Le train au départ de Saint-Lazare direction Ermont        le train au départ de Saint-Lazare direction Cergy        ligne L ligne J        direct jusqu’à Asnières        omnibus Pont-Cardinet Clichy-Levallois Asnières-sur-Seine Bécon-les-Bruyères Les Vallées        ce passage d’une minute avec les voies de garage en éventail        avec le poste A le poste B        les rails courbes d’aiguillage        les digitales qui poussent là où rien ne circule         les géomètres en gilets jaunes        le SERNAM déteint sur l’entrepôt en brique        les wagons à bestiaux        les cônes de ballast sous la pluie        cette emprise qui s’enfonce dans Clichy avec ses Intercités normands à l’arrêt        ses petits gris remisés        ses locomotives sans wagons        Le 18 septembre 1906 5 rue des Cailloux la maison collée aux rails c’est là qu’il est né        les vapeurs direction Rouen Dieppe Fécamp la suie autour des yeux de Jean Gabin        18 septembre 1906 l’existence débute là        l’existence avant le cor dans l’harmonie municipale        avant le service à Strasbourg        avant le mariage de 1930        avant celui de 1933        avant le garage de Constantine        avant la tôle des avions Bloch        18/09/06 le premier cri        à cent mètres le pont d’Asnières        le traversant au couchant voici La Défense le verre que le couchant irise l’acier que le couchant argente        à cent mètres du pont le cimetière sous les marronniers – pour les couleurs choisis ta saison – l’omnibus comme le direct le dépassent à vitesse moyenne        c’est là que dort depuis 1990 l’enfant de 1906        ce que la J et la L enjambent c’est le passage d’une vie de quatre-vingt-quatre ans        huit cent cinquante mètres du berceau à la tombe huit cent cinquante pas un de plus.

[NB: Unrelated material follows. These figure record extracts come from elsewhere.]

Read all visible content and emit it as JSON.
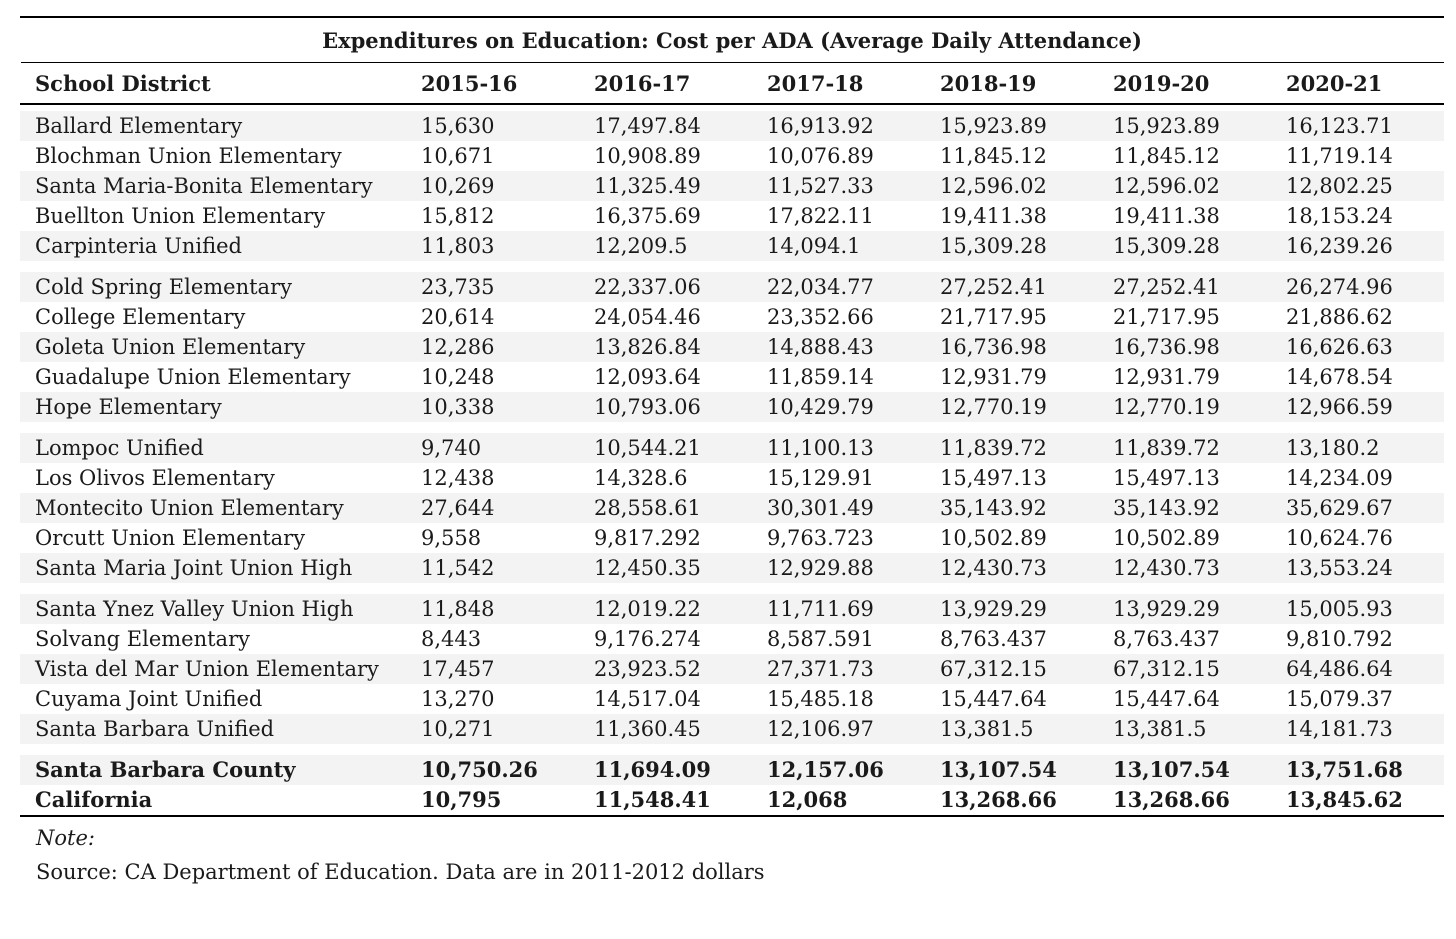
{
  "title": "Expenditures on Education: Cost per ADA (Average Daily Attendance)",
  "columns": [
    "School District",
    "2015-16",
    "2016-17",
    "2017-18",
    "2018-19",
    "2019-20",
    "2020-21"
  ],
  "groups": [
    [
      [
        "Ballard Elementary",
        "15,630",
        "17,497.84",
        "16,913.92",
        "15,923.89",
        "15,923.89",
        "16,123.71"
      ],
      [
        "Blochman Union Elementary",
        "10,671",
        "10,908.89",
        "10,076.89",
        "11,845.12",
        "11,845.12",
        "11,719.14"
      ],
      [
        "Santa Maria-Bonita Elementary",
        "10,269",
        "11,325.49",
        "11,527.33",
        "12,596.02",
        "12,596.02",
        "12,802.25"
      ],
      [
        "Buellton Union Elementary",
        "15,812",
        "16,375.69",
        "17,822.11",
        "19,411.38",
        "19,411.38",
        "18,153.24"
      ],
      [
        "Carpinteria Unified",
        "11,803",
        "12,209.5",
        "14,094.1",
        "15,309.28",
        "15,309.28",
        "16,239.26"
      ]
    ],
    [
      [
        "Cold Spring Elementary",
        "23,735",
        "22,337.06",
        "22,034.77",
        "27,252.41",
        "27,252.41",
        "26,274.96"
      ],
      [
        "College Elementary",
        "20,614",
        "24,054.46",
        "23,352.66",
        "21,717.95",
        "21,717.95",
        "21,886.62"
      ],
      [
        "Goleta Union Elementary",
        "12,286",
        "13,826.84",
        "14,888.43",
        "16,736.98",
        "16,736.98",
        "16,626.63"
      ],
      [
        "Guadalupe Union Elementary",
        "10,248",
        "12,093.64",
        "11,859.14",
        "12,931.79",
        "12,931.79",
        "14,678.54"
      ],
      [
        "Hope Elementary",
        "10,338",
        "10,793.06",
        "10,429.79",
        "12,770.19",
        "12,770.19",
        "12,966.59"
      ]
    ],
    [
      [
        "Lompoc Unified",
        "9,740",
        "10,544.21",
        "11,100.13",
        "11,839.72",
        "11,839.72",
        "13,180.2"
      ],
      [
        "Los Olivos Elementary",
        "12,438",
        "14,328.6",
        "15,129.91",
        "15,497.13",
        "15,497.13",
        "14,234.09"
      ],
      [
        "Montecito Union Elementary",
        "27,644",
        "28,558.61",
        "30,301.49",
        "35,143.92",
        "35,143.92",
        "35,629.67"
      ],
      [
        "Orcutt Union Elementary",
        "9,558",
        "9,817.292",
        "9,763.723",
        "10,502.89",
        "10,502.89",
        "10,624.76"
      ],
      [
        "Santa Maria Joint Union High",
        "11,542",
        "12,450.35",
        "12,929.88",
        "12,430.73",
        "12,430.73",
        "13,553.24"
      ]
    ],
    [
      [
        "Santa Ynez Valley Union High",
        "11,848",
        "12,019.22",
        "11,711.69",
        "13,929.29",
        "13,929.29",
        "15,005.93"
      ],
      [
        "Solvang Elementary",
        "8,443",
        "9,176.274",
        "8,587.591",
        "8,763.437",
        "8,763.437",
        "9,810.792"
      ],
      [
        "Vista del Mar Union Elementary",
        "17,457",
        "23,923.52",
        "27,371.73",
        "67,312.15",
        "67,312.15",
        "64,486.64"
      ],
      [
        "Cuyama Joint Unified",
        "13,270",
        "14,517.04",
        "15,485.18",
        "15,447.64",
        "15,447.64",
        "15,079.37"
      ],
      [
        "Santa Barbara Unified",
        "10,271",
        "11,360.45",
        "12,106.97",
        "13,381.5",
        "13,381.5",
        "14,181.73"
      ]
    ]
  ],
  "totals": [
    [
      "Santa Barbara County",
      "10,750.26",
      "11,694.09",
      "12,157.06",
      "13,107.54",
      "13,107.54",
      "13,751.68"
    ],
    [
      "California",
      "10,795",
      "11,548.41",
      "12,068",
      "13,268.66",
      "13,268.66",
      "13,845.62"
    ]
  ],
  "note_label": "Note:",
  "source": "Source: CA Department of Education. Data are in 2011-2012 dollars"
}
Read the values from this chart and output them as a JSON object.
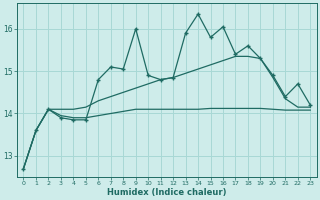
{
  "xlabel": "Humidex (Indice chaleur)",
  "ylabel": "",
  "background_color": "#ceecea",
  "grid_color": "#a8d8d5",
  "line_color": "#1f6b63",
  "xlim": [
    -0.5,
    23.5
  ],
  "ylim": [
    12.5,
    16.6
  ],
  "yticks": [
    13,
    14,
    15,
    16
  ],
  "xticks": [
    0,
    1,
    2,
    3,
    4,
    5,
    6,
    7,
    8,
    9,
    10,
    11,
    12,
    13,
    14,
    15,
    16,
    17,
    18,
    19,
    20,
    21,
    22,
    23
  ],
  "series1_x": [
    0,
    1,
    2,
    3,
    4,
    5,
    6,
    7,
    8,
    9,
    10,
    11,
    12,
    13,
    14,
    15,
    16,
    17,
    18,
    19,
    20,
    21,
    22,
    23
  ],
  "series1_y": [
    12.7,
    13.6,
    14.1,
    13.9,
    13.85,
    13.85,
    14.8,
    15.1,
    15.05,
    16.0,
    14.9,
    14.8,
    14.85,
    15.9,
    16.35,
    15.8,
    16.05,
    15.4,
    15.6,
    15.3,
    14.9,
    14.4,
    14.7,
    14.2
  ],
  "series2_x": [
    0,
    1,
    2,
    3,
    4,
    5,
    6,
    7,
    8,
    9,
    10,
    11,
    12,
    13,
    14,
    15,
    16,
    17,
    18,
    19,
    20,
    21,
    22,
    23
  ],
  "series2_y": [
    12.7,
    13.6,
    14.1,
    14.1,
    14.1,
    14.15,
    14.3,
    14.4,
    14.5,
    14.6,
    14.7,
    14.8,
    14.85,
    14.95,
    15.05,
    15.15,
    15.25,
    15.35,
    15.35,
    15.3,
    14.85,
    14.35,
    14.15,
    14.15
  ],
  "series3_x": [
    0,
    1,
    2,
    3,
    4,
    5,
    6,
    7,
    8,
    9,
    10,
    11,
    12,
    13,
    14,
    15,
    16,
    17,
    18,
    19,
    20,
    21,
    22,
    23
  ],
  "series3_y": [
    12.7,
    13.6,
    14.1,
    13.95,
    13.9,
    13.9,
    13.95,
    14.0,
    14.05,
    14.1,
    14.1,
    14.1,
    14.1,
    14.1,
    14.1,
    14.12,
    14.12,
    14.12,
    14.12,
    14.12,
    14.1,
    14.08,
    14.08,
    14.08
  ]
}
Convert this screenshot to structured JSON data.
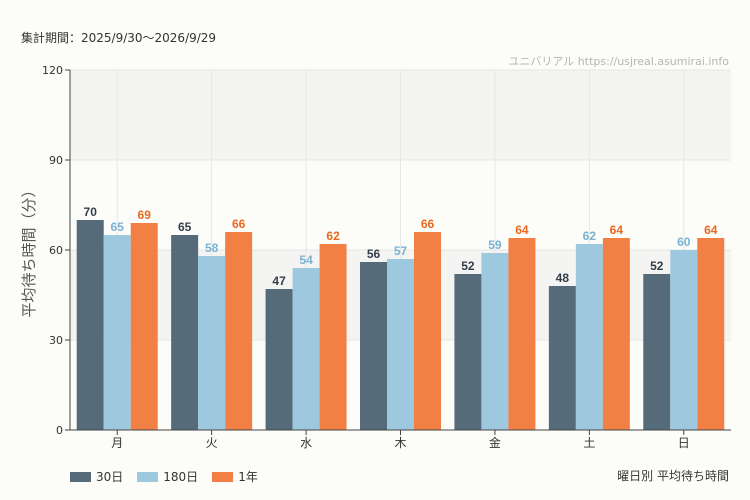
{
  "header": {
    "period": "集計期間：2025/9/30〜2026/9/29",
    "source": "ユニバリアル https://usjreal.asumirai.info"
  },
  "footer": {
    "title": "曜日別 平均待ち時間"
  },
  "chart_data": {
    "type": "bar",
    "ylabel": "平均待ち時間（分）",
    "ylim": [
      0,
      120
    ],
    "yticks": [
      0,
      30,
      60,
      90,
      120
    ],
    "categories": [
      "月",
      "火",
      "水",
      "木",
      "金",
      "土",
      "日"
    ],
    "series": [
      {
        "name": "30日",
        "color": "#556b7a",
        "label_color": "#333d4a",
        "values": [
          70,
          65,
          47,
          56,
          52,
          48,
          52
        ]
      },
      {
        "name": "180日",
        "color": "#9ec8de",
        "label_color": "#7ab3d3",
        "values": [
          65,
          58,
          54,
          57,
          59,
          62,
          60
        ]
      },
      {
        "name": "1年",
        "color": "#f28045",
        "label_color": "#e8691f",
        "values": [
          69,
          66,
          62,
          66,
          64,
          64,
          64
        ]
      }
    ],
    "grid": true,
    "legend": "bottom-left"
  }
}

A propos de Xavier Georgin

Xavier GEORGIN est auteur, animateur d'ateliers d'écriture et membre du collectif La Ville au Loin (https://la-ville-au-loin.fr/). Il écrit des textes où se rencontrent histoires familiales et traces dans l’espace urbain puis les met en son et en images sur son site internet www.xaviergeorgin.fr

2 commentaires à propos de “#5 – HUIT CENT CINQUANTE MÈTRES”

  1. ah ben nous voilà rendus au bout de ses 850M, avec la chute vraiment poignante, (me rend compte que le mot chute colle pas du tout, j’y vois plutôt comme une ouverture soudaine ) un trajet de vie en somme, ça change des tranches peut-être trop vues, je ne sais pas, ces blancs m’interrogent mais là, je les trouve bien à leur place sur ce chemin ferroviaire.